A common critique of code (which I agree with!) is “don’t get too clever with one-liners”. I’ll stress that the above solution, in my mind, is fine because it really is just using the fact that the algorithm is exactly what the problem is asking for. Akin to using the built-in sort method for a question that asks you to sort items. C++ is just a bit verbose.

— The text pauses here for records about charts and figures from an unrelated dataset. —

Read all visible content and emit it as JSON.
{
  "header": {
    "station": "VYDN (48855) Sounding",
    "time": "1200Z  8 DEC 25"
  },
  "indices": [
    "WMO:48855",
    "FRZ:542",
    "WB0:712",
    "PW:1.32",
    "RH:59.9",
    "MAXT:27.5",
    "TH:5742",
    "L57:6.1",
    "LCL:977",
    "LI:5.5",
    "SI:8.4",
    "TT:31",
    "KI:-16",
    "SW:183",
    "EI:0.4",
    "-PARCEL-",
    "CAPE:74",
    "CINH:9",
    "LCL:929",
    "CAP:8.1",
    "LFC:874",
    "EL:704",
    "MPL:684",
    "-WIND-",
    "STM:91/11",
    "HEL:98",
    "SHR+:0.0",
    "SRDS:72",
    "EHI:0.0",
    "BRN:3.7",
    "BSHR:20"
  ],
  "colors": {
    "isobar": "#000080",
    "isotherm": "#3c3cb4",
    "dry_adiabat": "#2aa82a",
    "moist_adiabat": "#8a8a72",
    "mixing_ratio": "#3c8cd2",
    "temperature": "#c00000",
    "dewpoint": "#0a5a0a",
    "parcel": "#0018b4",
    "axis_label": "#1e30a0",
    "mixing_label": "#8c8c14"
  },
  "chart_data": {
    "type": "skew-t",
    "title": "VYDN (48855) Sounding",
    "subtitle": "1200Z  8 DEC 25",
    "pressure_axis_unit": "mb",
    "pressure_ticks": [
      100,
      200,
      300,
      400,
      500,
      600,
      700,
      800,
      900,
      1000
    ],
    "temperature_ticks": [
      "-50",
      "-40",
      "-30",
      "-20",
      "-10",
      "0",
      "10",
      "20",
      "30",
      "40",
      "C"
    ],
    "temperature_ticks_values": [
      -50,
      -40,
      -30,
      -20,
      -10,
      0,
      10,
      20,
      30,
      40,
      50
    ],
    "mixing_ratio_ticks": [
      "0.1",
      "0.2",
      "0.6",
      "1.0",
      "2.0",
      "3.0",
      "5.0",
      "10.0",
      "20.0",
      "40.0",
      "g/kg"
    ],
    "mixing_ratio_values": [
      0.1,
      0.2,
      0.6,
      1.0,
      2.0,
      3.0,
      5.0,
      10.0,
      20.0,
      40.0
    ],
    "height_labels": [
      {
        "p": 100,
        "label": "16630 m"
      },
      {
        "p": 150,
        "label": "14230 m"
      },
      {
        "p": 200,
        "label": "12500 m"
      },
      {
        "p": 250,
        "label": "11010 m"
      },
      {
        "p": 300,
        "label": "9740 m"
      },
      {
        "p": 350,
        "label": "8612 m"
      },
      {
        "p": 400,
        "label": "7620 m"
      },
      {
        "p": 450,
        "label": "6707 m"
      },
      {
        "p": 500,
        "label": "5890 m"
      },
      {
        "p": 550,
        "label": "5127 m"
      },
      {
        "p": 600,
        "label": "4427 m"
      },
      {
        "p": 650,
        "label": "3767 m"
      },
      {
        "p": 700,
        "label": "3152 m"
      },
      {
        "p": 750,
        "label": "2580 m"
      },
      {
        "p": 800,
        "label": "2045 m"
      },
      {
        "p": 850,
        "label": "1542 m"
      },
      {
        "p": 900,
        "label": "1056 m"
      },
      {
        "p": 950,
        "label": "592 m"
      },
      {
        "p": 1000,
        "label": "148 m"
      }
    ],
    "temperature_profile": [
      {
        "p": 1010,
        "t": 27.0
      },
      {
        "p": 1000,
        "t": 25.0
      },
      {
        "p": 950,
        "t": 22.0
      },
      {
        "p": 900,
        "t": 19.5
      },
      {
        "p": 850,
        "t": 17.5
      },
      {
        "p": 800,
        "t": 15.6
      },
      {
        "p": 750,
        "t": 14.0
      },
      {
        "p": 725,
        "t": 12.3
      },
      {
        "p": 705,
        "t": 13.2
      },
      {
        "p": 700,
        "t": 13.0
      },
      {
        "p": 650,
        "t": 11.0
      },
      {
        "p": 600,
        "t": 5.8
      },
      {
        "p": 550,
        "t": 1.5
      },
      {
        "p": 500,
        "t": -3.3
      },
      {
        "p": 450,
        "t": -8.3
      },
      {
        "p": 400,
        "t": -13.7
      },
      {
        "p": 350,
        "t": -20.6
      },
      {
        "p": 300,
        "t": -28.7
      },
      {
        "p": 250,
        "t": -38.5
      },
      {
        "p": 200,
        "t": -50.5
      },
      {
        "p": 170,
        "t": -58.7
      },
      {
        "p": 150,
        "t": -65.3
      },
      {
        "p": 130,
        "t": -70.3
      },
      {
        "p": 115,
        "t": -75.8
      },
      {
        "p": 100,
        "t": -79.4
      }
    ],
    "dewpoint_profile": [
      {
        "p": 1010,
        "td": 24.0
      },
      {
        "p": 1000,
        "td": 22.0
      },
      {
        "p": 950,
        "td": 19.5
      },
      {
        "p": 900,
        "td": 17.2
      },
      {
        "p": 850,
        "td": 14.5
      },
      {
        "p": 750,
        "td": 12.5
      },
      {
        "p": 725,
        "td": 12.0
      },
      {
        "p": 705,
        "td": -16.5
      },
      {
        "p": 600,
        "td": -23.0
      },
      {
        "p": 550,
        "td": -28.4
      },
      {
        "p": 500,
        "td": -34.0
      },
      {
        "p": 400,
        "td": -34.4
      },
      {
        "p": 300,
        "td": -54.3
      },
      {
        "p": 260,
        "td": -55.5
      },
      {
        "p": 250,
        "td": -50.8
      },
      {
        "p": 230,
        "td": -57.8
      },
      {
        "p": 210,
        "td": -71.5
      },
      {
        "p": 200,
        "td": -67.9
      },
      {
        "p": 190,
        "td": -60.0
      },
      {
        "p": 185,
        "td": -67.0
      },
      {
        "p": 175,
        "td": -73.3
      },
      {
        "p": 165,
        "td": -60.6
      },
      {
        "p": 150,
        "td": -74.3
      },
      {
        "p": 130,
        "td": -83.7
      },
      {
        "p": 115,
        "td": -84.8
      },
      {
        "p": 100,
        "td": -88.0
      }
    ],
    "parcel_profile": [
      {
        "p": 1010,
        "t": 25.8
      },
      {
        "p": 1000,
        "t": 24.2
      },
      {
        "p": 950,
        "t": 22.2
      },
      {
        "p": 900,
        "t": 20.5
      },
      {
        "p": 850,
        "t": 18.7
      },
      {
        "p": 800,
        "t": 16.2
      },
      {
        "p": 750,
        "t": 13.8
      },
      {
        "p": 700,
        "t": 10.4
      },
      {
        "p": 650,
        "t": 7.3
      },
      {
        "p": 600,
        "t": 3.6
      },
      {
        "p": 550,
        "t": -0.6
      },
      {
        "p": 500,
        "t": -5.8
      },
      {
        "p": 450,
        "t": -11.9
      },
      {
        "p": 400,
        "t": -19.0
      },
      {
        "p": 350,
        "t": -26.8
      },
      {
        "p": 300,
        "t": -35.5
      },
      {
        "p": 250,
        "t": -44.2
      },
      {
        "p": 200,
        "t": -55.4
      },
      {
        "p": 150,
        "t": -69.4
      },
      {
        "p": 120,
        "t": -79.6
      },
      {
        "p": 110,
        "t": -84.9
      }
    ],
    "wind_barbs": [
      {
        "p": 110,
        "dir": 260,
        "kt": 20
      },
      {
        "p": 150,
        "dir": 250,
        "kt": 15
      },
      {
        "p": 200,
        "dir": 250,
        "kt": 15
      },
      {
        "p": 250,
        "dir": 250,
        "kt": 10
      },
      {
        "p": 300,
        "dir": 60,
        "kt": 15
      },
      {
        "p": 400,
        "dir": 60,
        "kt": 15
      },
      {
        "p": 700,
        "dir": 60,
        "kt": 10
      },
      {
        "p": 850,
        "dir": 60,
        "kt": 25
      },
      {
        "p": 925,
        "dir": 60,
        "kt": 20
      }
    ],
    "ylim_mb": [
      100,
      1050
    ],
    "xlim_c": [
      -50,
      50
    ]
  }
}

Say, however, that we don’t have such a partition algorithm. Or that the problem is explicitly asking us to implement a partition algorithm. One trick we can do here is exploit that we know how to create new 0s. In contrast to when our array might container pointers or similar, we can just “remember how many zeros to add in later”. Here’s a Python version, basically of the first C++ solution:

class Solution(object):
    def moveZeroes(self, nums):
        nextWrite = 0
        for nextRead in range(len(nums)):
            x = nums[nextRead]
            if x == 0:
                continue
            nums[nextWrite] = x
            nextWrite += 1
        for zeroOut in range(nextWrite, len(nums)):
            nums[zeroOut] = 0

Basically nextWrite serves as new_end, the first for loop is remove, and the second for loop is fill.

Say, however, instead of an array of 0s, we have an array of objects, and we’ve been partitioning them based on whether their, I don’t know, books-checked-out-of-the-library-count was 0. We couldn’t really do the above approach because we couldn’t reconstruct a whole object after-the-fact. A nice sequel problem to consider, basically, how do we “really” implement partition.

PS: This problem can be found in codewars, too. I’d say related questions are collected under array questions, or sorting questions.

Tools and Takeaways

  1. Moving elements within an array is a common sort of “vocabulary” pattern. Remove, partition, etc., are often building blocks of larger algorithms.
  2. Sometimes we may break a for-loop up into multiple “ranges”. In our first approach, we go through the “tail” of the input array to zero-out those contents.
  3. Sometimes we can recreate the same values we care about, but later. We can do this when the values are integers. Sometimes we can’t get away with that, and have to do something more sophisticated.